Yesterday, 10 July 2023, the European Commission (“the Commission”) adopted the adequacy decision for the EU-US Data Privacy Framework (“the Framework”).
The result thereof is that the United States (“US”) is now regarded as an adequate country that ensures an adequate level of protection for personal data transferred from the European Union (“the EU”) to US companies participating in the Framework. Personal data can flow safely from the EU to the US without having to additional data protection safeguards in place.
The Framework introduces new binding safeguards to address all the concerns raised by the European Court of Justice (“CJEU”), which includes:
– Limiting access to EU data by US Intelligence Services to what is necessary and proportionate to protect national security; and
– The establishment of a Data Protection Review Court (“DPRC”) to which EU individuals have access to. The DPRC will independently investigate and resolve complaints, including adopting binding remedial measures.

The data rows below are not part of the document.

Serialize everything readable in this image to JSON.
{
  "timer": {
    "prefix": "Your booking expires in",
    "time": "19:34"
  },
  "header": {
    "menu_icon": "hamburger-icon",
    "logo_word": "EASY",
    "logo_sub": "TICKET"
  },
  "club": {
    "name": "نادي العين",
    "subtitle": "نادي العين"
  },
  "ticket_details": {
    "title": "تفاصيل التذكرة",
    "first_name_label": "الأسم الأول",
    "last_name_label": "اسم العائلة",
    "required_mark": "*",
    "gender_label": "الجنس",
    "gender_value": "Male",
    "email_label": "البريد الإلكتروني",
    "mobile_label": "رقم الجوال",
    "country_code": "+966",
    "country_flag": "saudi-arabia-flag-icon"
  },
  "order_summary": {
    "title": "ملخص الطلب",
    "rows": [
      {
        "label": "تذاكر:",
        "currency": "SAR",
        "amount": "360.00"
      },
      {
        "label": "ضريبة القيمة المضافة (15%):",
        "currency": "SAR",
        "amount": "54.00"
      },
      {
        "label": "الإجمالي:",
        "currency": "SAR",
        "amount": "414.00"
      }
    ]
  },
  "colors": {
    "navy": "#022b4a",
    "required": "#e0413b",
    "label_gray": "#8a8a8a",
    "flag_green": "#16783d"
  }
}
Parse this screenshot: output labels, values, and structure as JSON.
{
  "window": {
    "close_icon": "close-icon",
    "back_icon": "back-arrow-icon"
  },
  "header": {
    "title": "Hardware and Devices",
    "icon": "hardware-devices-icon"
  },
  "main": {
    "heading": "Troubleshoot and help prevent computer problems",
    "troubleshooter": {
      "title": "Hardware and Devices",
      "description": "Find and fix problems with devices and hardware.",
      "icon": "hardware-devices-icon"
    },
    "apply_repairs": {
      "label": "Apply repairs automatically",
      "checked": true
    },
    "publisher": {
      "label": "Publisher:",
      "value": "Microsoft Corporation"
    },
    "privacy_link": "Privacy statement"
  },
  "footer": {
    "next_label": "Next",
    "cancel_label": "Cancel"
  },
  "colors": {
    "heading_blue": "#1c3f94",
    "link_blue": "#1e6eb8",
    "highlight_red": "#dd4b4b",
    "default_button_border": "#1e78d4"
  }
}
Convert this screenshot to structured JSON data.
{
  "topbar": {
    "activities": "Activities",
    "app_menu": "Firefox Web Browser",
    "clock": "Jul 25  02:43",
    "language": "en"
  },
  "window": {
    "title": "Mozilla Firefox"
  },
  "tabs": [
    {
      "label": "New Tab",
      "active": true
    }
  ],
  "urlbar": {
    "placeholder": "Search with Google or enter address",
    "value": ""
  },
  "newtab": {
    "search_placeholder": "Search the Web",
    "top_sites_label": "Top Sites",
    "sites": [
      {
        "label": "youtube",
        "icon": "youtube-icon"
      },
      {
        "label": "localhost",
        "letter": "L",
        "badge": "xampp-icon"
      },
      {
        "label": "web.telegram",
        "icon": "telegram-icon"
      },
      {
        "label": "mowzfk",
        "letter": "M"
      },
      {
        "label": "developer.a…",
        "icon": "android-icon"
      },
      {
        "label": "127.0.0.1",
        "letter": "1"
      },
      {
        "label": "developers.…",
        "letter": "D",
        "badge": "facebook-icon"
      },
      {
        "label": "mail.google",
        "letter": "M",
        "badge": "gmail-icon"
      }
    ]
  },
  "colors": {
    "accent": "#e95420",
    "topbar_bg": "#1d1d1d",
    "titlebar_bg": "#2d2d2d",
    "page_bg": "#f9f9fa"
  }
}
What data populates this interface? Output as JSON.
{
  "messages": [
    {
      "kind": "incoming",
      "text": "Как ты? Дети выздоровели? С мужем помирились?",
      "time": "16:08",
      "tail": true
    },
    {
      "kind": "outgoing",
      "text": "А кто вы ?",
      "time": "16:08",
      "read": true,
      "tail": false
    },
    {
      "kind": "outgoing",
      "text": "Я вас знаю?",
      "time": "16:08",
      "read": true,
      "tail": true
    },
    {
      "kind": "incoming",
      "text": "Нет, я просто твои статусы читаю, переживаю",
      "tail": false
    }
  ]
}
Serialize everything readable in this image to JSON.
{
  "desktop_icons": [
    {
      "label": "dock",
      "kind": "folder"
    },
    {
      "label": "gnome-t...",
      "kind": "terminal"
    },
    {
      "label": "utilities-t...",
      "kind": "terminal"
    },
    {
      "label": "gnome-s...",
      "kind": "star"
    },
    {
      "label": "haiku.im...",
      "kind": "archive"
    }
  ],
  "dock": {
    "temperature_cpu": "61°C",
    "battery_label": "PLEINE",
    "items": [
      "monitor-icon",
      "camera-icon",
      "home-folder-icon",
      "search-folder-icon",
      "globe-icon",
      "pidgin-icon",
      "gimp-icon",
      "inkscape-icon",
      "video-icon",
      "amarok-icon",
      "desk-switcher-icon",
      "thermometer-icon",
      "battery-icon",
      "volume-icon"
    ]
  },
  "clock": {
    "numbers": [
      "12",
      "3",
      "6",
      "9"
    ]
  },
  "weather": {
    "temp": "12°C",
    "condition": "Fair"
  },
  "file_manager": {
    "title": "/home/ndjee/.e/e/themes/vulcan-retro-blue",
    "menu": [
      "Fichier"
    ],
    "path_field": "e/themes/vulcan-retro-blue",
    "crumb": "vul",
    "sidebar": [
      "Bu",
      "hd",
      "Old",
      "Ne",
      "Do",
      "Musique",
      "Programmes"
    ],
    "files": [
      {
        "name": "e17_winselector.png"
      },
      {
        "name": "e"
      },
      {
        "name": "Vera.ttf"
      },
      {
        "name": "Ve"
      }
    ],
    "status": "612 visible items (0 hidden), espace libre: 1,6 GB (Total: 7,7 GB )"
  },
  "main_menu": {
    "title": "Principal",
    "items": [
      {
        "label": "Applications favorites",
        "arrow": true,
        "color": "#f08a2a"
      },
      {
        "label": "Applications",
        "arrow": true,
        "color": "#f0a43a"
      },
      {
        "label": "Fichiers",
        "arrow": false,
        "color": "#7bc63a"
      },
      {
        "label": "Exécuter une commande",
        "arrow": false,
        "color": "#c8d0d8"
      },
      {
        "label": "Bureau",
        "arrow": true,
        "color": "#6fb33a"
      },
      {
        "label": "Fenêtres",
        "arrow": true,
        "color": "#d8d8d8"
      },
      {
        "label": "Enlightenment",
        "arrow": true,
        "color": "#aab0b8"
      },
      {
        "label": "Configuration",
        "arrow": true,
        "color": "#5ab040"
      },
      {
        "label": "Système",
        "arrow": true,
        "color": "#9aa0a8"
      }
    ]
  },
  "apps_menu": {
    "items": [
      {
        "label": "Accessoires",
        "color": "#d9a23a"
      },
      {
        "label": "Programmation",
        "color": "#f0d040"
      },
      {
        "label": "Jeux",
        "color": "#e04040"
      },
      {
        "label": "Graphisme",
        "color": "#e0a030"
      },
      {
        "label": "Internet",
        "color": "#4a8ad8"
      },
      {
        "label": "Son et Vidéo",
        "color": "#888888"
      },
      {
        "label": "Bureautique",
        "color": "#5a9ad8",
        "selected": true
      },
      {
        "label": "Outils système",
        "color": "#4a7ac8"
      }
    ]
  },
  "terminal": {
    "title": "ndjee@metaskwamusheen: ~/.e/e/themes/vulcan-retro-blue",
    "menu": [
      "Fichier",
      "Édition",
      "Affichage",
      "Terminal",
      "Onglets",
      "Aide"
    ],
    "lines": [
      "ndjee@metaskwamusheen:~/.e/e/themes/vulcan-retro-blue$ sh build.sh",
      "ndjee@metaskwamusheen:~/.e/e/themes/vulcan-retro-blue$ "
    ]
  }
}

US companies may join the Framework by committing to comply with a detailed set of privacy obligations. These include adhering to the principles of purpose limitation, data minimization and data retention and more specific obligations such as the requirement to delete personal data when it is no longer necessary for the purpose for which it was collected and to ensure the continuity of protection when personal data are shared with third parties.
The self-certification program will be administered by the US Department of Commerce, which will process applications for certifications and monitor when participating companies continue to meet the certification requirements. The US Federal Trade Commission will enforce compliance with the obligations under the EU-US Data Privacy Framework for US companies.
The Commission has indicated that it will continuously monitor relevant developments in the US and regularly review the adequacy decision. The first review will take place within one year after the entry into force of the adequacy decision to verify whether all relevant elements of the Framework are functioning effectively in practice.
The NGO “noyb” has already announced that they will challenge the decision since, they declare, the new agreement is basically a copy of the Privacy Shield and does not protect the rights of data subjects in a compelling way.
In the interim, the main points for organizations to consider:
– The adequacy decision enters into force with its adoption on 11 July 2023;
– These safeguards apply to transfers of personal data to the US regardless of the transfer mechanism relied upon. Therefore, these safeguards also facilitate the use of other tools, such as the Standard Contractual Clauses and Binding Corporate Rules;
– Transfer Impact Assessments (“TIAs”) for EU-US data transfers are bit more challenging. Technically, TIAs are not needed for transfers covered by the Framework as the Framework adequacy decision replaces the adequacy assessment in the TIA. Existing TIAs should be reconsidered to account for the changes to US surveillance laws. Lastly, it is important to note that TIAs are still required for transfers not covered by the Framework (read: not certified) whether to the US or other third countries;
– Monitor developments to ensure your organization makes use of the correct contractual template.
The question now remains whether to self-certify to the EU-US Data Privacy Framework or to continue using Standard Contractual Clauses?